Marian Jordan's health began to deteriorate in the 1950s. This was the beginning of the end both for the show and for Jordan. The program officially ended in 1956 but the Jordans continued their roles as Fibber McGee and Molly in short skits on the NBC radio program Monitor until October 2, 1959, when her poor health made her unable to continue. By the time Fibber McGee and Molly was adapted for television, Marian was too ill to reprise her role, and Cathy Lewis took her place, opposite Bob Sweeney as Fibber. Lewis's darker take on the character was a factor in the television series' cancellation after only a half-season.

=== Other works ===
In the 1920s, Jordan did a radio show in Chicago entitled Luke and Mirandy. She played the role of Mirandy with her husband Jim as Luke. It was a farm-report program in which Luke told tall tales and face-saving lies for comedic effect.

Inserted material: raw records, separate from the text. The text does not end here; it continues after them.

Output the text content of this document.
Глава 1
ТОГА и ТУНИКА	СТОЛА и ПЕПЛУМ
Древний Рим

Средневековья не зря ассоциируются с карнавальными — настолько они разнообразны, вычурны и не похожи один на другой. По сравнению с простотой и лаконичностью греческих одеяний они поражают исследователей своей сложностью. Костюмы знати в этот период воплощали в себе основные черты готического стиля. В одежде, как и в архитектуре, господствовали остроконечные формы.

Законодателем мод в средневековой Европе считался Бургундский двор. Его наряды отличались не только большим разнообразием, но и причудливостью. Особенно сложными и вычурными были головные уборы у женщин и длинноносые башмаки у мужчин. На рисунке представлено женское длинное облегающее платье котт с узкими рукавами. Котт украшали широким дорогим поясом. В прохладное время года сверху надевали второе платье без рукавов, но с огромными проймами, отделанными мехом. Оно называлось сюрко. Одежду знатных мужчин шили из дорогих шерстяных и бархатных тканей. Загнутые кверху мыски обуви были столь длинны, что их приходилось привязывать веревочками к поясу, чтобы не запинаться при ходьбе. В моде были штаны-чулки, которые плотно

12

Marian Jordan also appeared as Molly in six movies based on Fibber McGee and Molly.

== Personal life ==
Marian married Jim Jordan on August 31, 1918, in Peoria. They were married for almost 43 years until her death on April 7, 1961. They had two children: Kathryn Therese Jordan, and James Carroll "Jim" Jordan. She was a Roman Catholic.

== Illness and death ==
The deterioration of Marian's health began in 1938 during the run of Fibber McGee and Molly. She was an alcoholic and entered a rehabilitation center. She returned to radio in April, 1939.

In 1953, Jordan's health became progressively worse. She became exhausted and easily fatigued. A doctor suggested she take a long rest, but she refused, deciding instead to continue performing. The Fibber McGee and Molly program was then recorded from the Jordans' home in Encino. The music was pre-recorded, and the commercials were no longer part of the show, but her failing health eventually ended the Fibber McGee and Molly show in 1956.

In 1958, Marian was found to have an inoperable form of cancer.

Marian Jordan died at her home in Encino on April 7, 1961, of cancer. She and Jim Jordan are buried at the Holy Cross Cemetery in Culver City, California.

== Honors ==
Fibber McGee and Molly was inducted into the Radio Hall of Fame in 1989. Marian and Jim Jordan were inducted the same year.

Jordan also has a star for her contributions to radio on the Hollywood Walk of Fame at 1500 Vine Street.